Inutile d’insister sur les débuts de Montréal. Tout le monde connaît à quelles épreuves furent soumis ces valeureux colons que les attaques incessantes des Iroquois avaient rendus unis et braves. Paul de Chomedey voyait à tout, prévoyait tout. Comme gouverneur, il devait veiller au maintien du bon ordre, à la conservation de la morale publique, à l’intégrité de la justice dans les différends qui pouvaient surgir entre ses gens. Naturellement tous n’étaient pas des saints, surtout parmi la soldatesque. Aussi lui fallut-il sévir de temps à autre contre certains abus provenant des boissons enivrantes, des jeux de hasard et contre les blasphémateurs. Il laissa une série d’ordonnances qui font foi de sa fermeté et de sa sagesse.

« On est surpris, dit Faillon, qu’ayant passé toute sa vie dans le métier des armes, il ait su allier ensemble et réunir en sa personne, le caractère décidé et résolu d’un gouverneur militaire toujours prêt à marcher à l’ennemi, et celui d’un juge consommé dans l’exercice de la justice, par la sagesse qui reluit dans toutes ses sentences, et qui même peut nous laisser incertains s’il a été supérieur comme gouverneur de place ou comme gouverneur. »
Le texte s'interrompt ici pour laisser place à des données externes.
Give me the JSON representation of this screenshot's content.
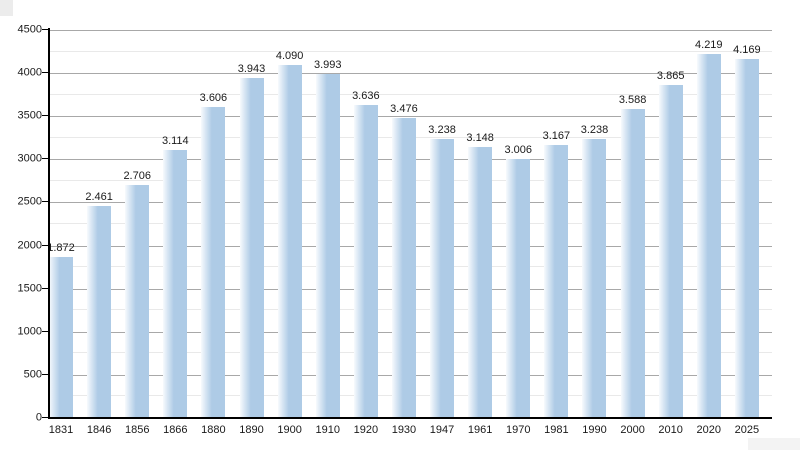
{
  "chart_data": {
    "type": "bar",
    "title": "",
    "xlabel": "",
    "ylabel": "",
    "categories": [
      "1831",
      "1846",
      "1856",
      "1866",
      "1880",
      "1890",
      "1900",
      "1910",
      "1920",
      "1930",
      "1947",
      "1961",
      "1970",
      "1981",
      "1990",
      "2000",
      "2010",
      "2020",
      "2025"
    ],
    "values": [
      1872,
      2461,
      2706,
      3114,
      3606,
      3943,
      4090,
      3993,
      3636,
      3476,
      3238,
      3148,
      3006,
      3167,
      3238,
      3588,
      3865,
      4219,
      4169
    ],
    "value_labels": [
      "1.872",
      "2.461",
      "2.706",
      "3.114",
      "3.606",
      "3.943",
      "4.090",
      "3.993",
      "3.636",
      "3.476",
      "3.238",
      "3.148",
      "3.006",
      "3.167",
      "3.238",
      "3.588",
      "3.865",
      "4.219",
      "4.169"
    ],
    "ylim": [
      0,
      4500
    ],
    "y_major_step": 500,
    "y_minor_step": 250,
    "y_tick_labels": [
      "0",
      "500",
      "1000",
      "1500",
      "2000",
      "2500",
      "3000",
      "3500",
      "4000",
      "4500"
    ],
    "grid": true,
    "legend": "none",
    "colors": {
      "bar_fill": "#aecbe6",
      "bar_fill_light": "#f7fafd",
      "gridline_major": "#a8a8a8",
      "gridline_minor": "#e9e9e9",
      "axis": "#000000",
      "label_text": "#1a1a1a",
      "background": "#ffffff",
      "artifact_top_left": "#ececec",
      "artifact_bottom_right": "#f3f3f3"
    }
  }
}
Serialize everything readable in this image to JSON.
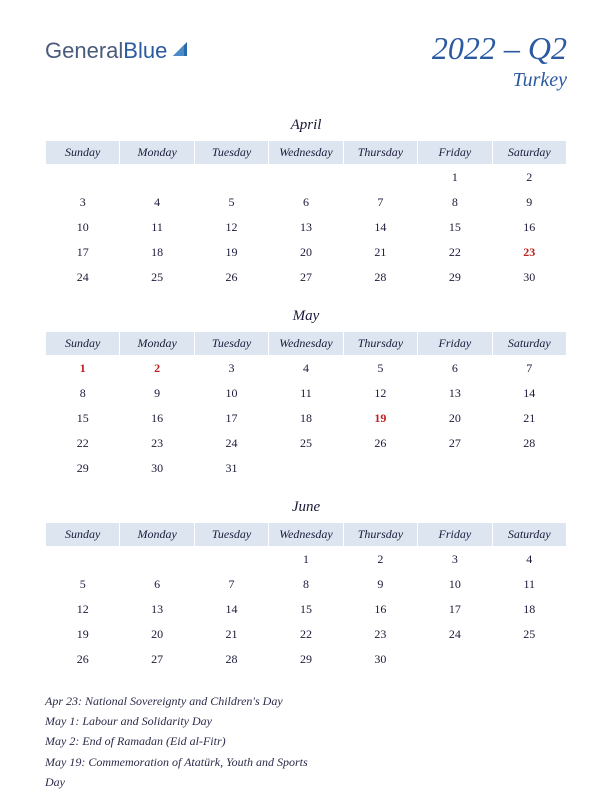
{
  "logo": {
    "text1": "General",
    "text2": "Blue"
  },
  "header": {
    "title": "2022 – Q2",
    "country": "Turkey"
  },
  "colors": {
    "headerBlue": "#2b5aa0",
    "dayHeaderBg": "#dde5f0",
    "text": "#1a1a3a",
    "holiday": "#c02020"
  },
  "dayNames": [
    "Sunday",
    "Monday",
    "Tuesday",
    "Wednesday",
    "Thursday",
    "Friday",
    "Saturday"
  ],
  "months": [
    {
      "name": "April",
      "weeks": [
        [
          "",
          "",
          "",
          "",
          "",
          "1",
          "2"
        ],
        [
          "3",
          "4",
          "5",
          "6",
          "7",
          "8",
          "9"
        ],
        [
          "10",
          "11",
          "12",
          "13",
          "14",
          "15",
          "16"
        ],
        [
          "17",
          "18",
          "19",
          "20",
          "21",
          "22",
          "23"
        ],
        [
          "24",
          "25",
          "26",
          "27",
          "28",
          "29",
          "30"
        ]
      ],
      "holidays": [
        "23"
      ]
    },
    {
      "name": "May",
      "weeks": [
        [
          "1",
          "2",
          "3",
          "4",
          "5",
          "6",
          "7"
        ],
        [
          "8",
          "9",
          "10",
          "11",
          "12",
          "13",
          "14"
        ],
        [
          "15",
          "16",
          "17",
          "18",
          "19",
          "20",
          "21"
        ],
        [
          "22",
          "23",
          "24",
          "25",
          "26",
          "27",
          "28"
        ],
        [
          "29",
          "30",
          "31",
          "",
          "",
          "",
          ""
        ]
      ],
      "holidays": [
        "1",
        "2",
        "19"
      ]
    },
    {
      "name": "June",
      "weeks": [
        [
          "",
          "",
          "",
          "1",
          "2",
          "3",
          "4"
        ],
        [
          "5",
          "6",
          "7",
          "8",
          "9",
          "10",
          "11"
        ],
        [
          "12",
          "13",
          "14",
          "15",
          "16",
          "17",
          "18"
        ],
        [
          "19",
          "20",
          "21",
          "22",
          "23",
          "24",
          "25"
        ],
        [
          "26",
          "27",
          "28",
          "29",
          "30",
          "",
          ""
        ]
      ],
      "holidays": []
    }
  ],
  "holidayList": [
    "Apr 23: National Sovereignty and Children's Day",
    "May 1: Labour and Solidarity Day",
    "May 2: End of Ramadan (Eid al-Fitr)",
    "May 19: Commemoration of Atatürk, Youth and Sports",
    "Day"
  ]
}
Au nombre des autres qualités que l’on attribue à Paul de Chomedey, mentionnons son désintéressement, la simplicité dans sa mise et sa frugalité. Dollier les relève toutes trois : « Ce brave et incomparable gouverneur, dit-il, a fait paraître en sa personne un détachement universel et non pareil, un cœur exempt de toute autre crainte que de celle de son Dieu et une prudence admirable. Mais, entre autres rares qualités, on a vu en lui une générosité sans exemple à récompenser les bonnes actions de ses soldats. Plusieurs fois, pour leur donner des vivres, il s’en est privé lui-même, leur distribuant jusqu’aux mets de sa propre table. Il n’épargnait rien pour leur procurer quelque petit bénéfice, quand les sauvages venaient en traite dans ce lieu.
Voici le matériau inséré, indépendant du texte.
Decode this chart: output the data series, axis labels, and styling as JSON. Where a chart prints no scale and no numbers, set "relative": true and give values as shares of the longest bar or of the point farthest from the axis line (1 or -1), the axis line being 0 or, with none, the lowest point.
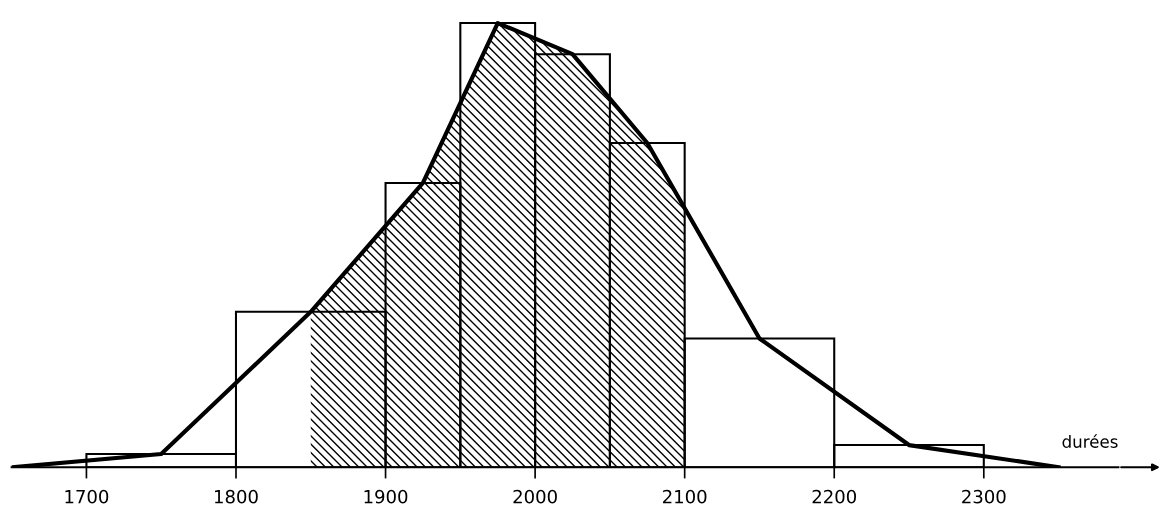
{
  "chart_data": {
    "type": "histogram",
    "relative": true,
    "xlabel": "durées",
    "bins": [
      1700,
      1800,
      1900,
      1950,
      2000,
      2050,
      2100,
      2200,
      2300
    ],
    "values": [
      0.03,
      0.35,
      0.64,
      1,
      0.93,
      0.73,
      0.29,
      0.05
    ],
    "color": "#000000",
    "series": [
      {
        "type": "area",
        "color": "#000000",
        "x": [
          1850,
          1925,
          1975,
          2025,
          2075,
          2100
        ],
        "values": [
          0.35,
          0.64,
          1,
          0.93,
          0.73,
          0.58
        ]
      },
      {
        "type": "line",
        "color": "#000000",
        "x": [
          1650,
          1750,
          1850,
          1925,
          1975,
          2025,
          2075,
          2150,
          2250,
          2350
        ],
        "values": [
          0,
          0.03,
          0.35,
          0.64,
          1,
          0.93,
          0.73,
          0.29,
          0.05,
          0
        ]
      }
    ],
    "xlim": [
      1650,
      2390
    ],
    "xticks": [
      1700,
      1800,
      1900,
      2000,
      2100,
      2200,
      2300
    ],
    "grid": false,
    "legend": false
  }
}
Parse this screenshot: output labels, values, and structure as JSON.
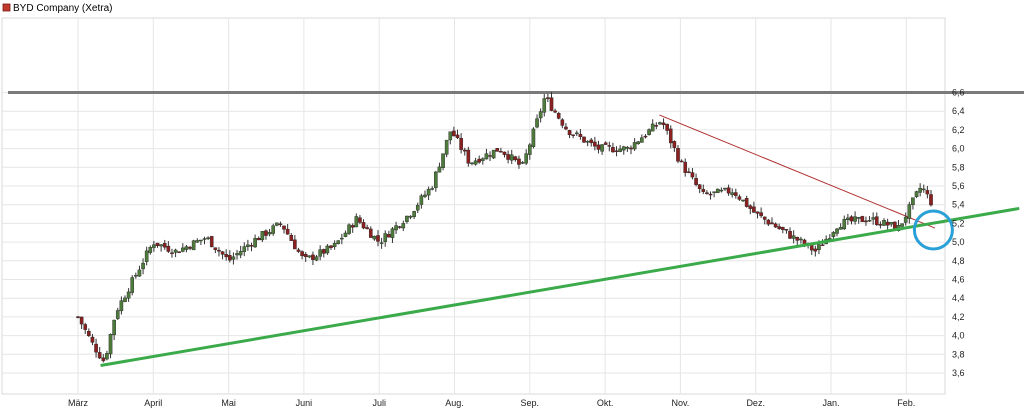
{
  "chart_data": {
    "type": "candlestick",
    "title": "BYD Company (Xetra)",
    "legend": {
      "entries": [
        "BYD Company (Xetra)"
      ],
      "placement": "top-left"
    },
    "x_tick_labels": [
      "März",
      "April",
      "Mai",
      "Juni",
      "Juli",
      "Aug.",
      "Sep.",
      "Okt.",
      "Nov.",
      "Dez.",
      "Jan.",
      "Feb."
    ],
    "y_tick_labels": [
      "3,6",
      "3,8",
      "4,0",
      "4,2",
      "4,4",
      "4,6",
      "4,8",
      "5,0",
      "5,2",
      "5,4",
      "5,6",
      "5,8",
      "6,0",
      "6,2",
      "6,4",
      "6,6"
    ],
    "ylim": [
      3.5,
      6.7
    ],
    "grid": true,
    "y_axis_position": "right",
    "colors": {
      "up": "#4e7a3c",
      "down": "#8b2020",
      "wick": "#333333",
      "grid": "#e6e6e6",
      "support": "#3aaa4a",
      "resistance": "#7a7a7a",
      "trend": "#b03030",
      "marker": "#2aa0d8"
    },
    "annotations": {
      "resistance_line": {
        "price": 6.6
      },
      "support_trendline": {
        "from": {
          "x": 0.3,
          "price": 3.68
        },
        "to": {
          "x": 12.5,
          "price": 5.36
        }
      },
      "downtrend_line": {
        "from": {
          "x": 7.72,
          "price": 6.36
        },
        "to": {
          "x": 11.38,
          "price": 5.15
        }
      },
      "circle_marker": {
        "x": 11.36,
        "price": 5.13
      }
    },
    "series": [
      {
        "name": "BYD Company (Xetra)",
        "ohlc_anchors": [
          {
            "x": 0.0,
            "close": 4.2
          },
          {
            "x": 0.2,
            "close": 3.9
          },
          {
            "x": 0.35,
            "close": 3.72
          },
          {
            "x": 0.5,
            "close": 4.25
          },
          {
            "x": 0.8,
            "close": 4.7
          },
          {
            "x": 1.0,
            "close": 5.0
          },
          {
            "x": 1.3,
            "close": 4.9
          },
          {
            "x": 1.7,
            "close": 5.05
          },
          {
            "x": 2.0,
            "close": 4.8
          },
          {
            "x": 2.3,
            "close": 5.0
          },
          {
            "x": 2.7,
            "close": 5.2
          },
          {
            "x": 3.0,
            "close": 4.8
          },
          {
            "x": 3.4,
            "close": 4.95
          },
          {
            "x": 3.7,
            "close": 5.25
          },
          {
            "x": 4.0,
            "close": 5.0
          },
          {
            "x": 4.4,
            "close": 5.3
          },
          {
            "x": 4.7,
            "close": 5.6
          },
          {
            "x": 4.95,
            "close": 6.2
          },
          {
            "x": 5.2,
            "close": 5.85
          },
          {
            "x": 5.6,
            "close": 6.0
          },
          {
            "x": 5.9,
            "close": 5.8
          },
          {
            "x": 6.2,
            "close": 6.55
          },
          {
            "x": 6.5,
            "close": 6.2
          },
          {
            "x": 6.9,
            "close": 6.0
          },
          {
            "x": 7.3,
            "close": 6.0
          },
          {
            "x": 7.75,
            "close": 6.3
          },
          {
            "x": 8.0,
            "close": 5.85
          },
          {
            "x": 8.3,
            "close": 5.5
          },
          {
            "x": 8.7,
            "close": 5.55
          },
          {
            "x": 9.0,
            "close": 5.3
          },
          {
            "x": 9.5,
            "close": 5.05
          },
          {
            "x": 9.8,
            "close": 4.9
          },
          {
            "x": 10.1,
            "close": 5.2
          },
          {
            "x": 10.5,
            "close": 5.25
          },
          {
            "x": 10.9,
            "close": 5.15
          },
          {
            "x": 11.0,
            "close": 5.3
          },
          {
            "x": 11.2,
            "close": 5.6
          },
          {
            "x": 11.35,
            "close": 5.4
          }
        ]
      }
    ]
  }
}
« Je sais même qu’une fois, remarquant une extrême tristesse dans l’un de ses soldats qui avait fait preuve de cœur dans plusieurs actions contre l’ennemi, il l’interrogea et apprit de lui que le sujet de sa tristesse était qu’il n’avait rien pour traiter avec les Outaouais, qui étaient alors ici. Là-dessus, il le conduit dans sa chambre, et comme ce jeune homme était tailleur d’habits, il lui remet tout ce qu’il trouve d’étoffes, jusqu’aux rideaux de son lit, pour qu’il les mette en hardes, afin de les leur vendre, et ainsi il le renvoya content. Il en usait de la sorte, non pour retirer aucun lucre, mais par une pure et cordiale générosité qui le rendait digne de louange et d’amour. »

« Il ne se souciait non plus d’argent que de fumier, écrit la sœur Morin ; ce qui a paru visiblement à tout le monde. S’il eut voulu négocier, il aurait amassé de grandes richesses par la traite des pelleteries, le castor valant, en ce temps-là, jusqu’à dix et douze livres, et il aurait pu l’avoir facilement et à volonté, par un commerce licite et honnête ; mais l’amour de la pauvreté évangélique, qui était dans son cœur, en fermait la porte à tout désir de posséder des biens périssables. »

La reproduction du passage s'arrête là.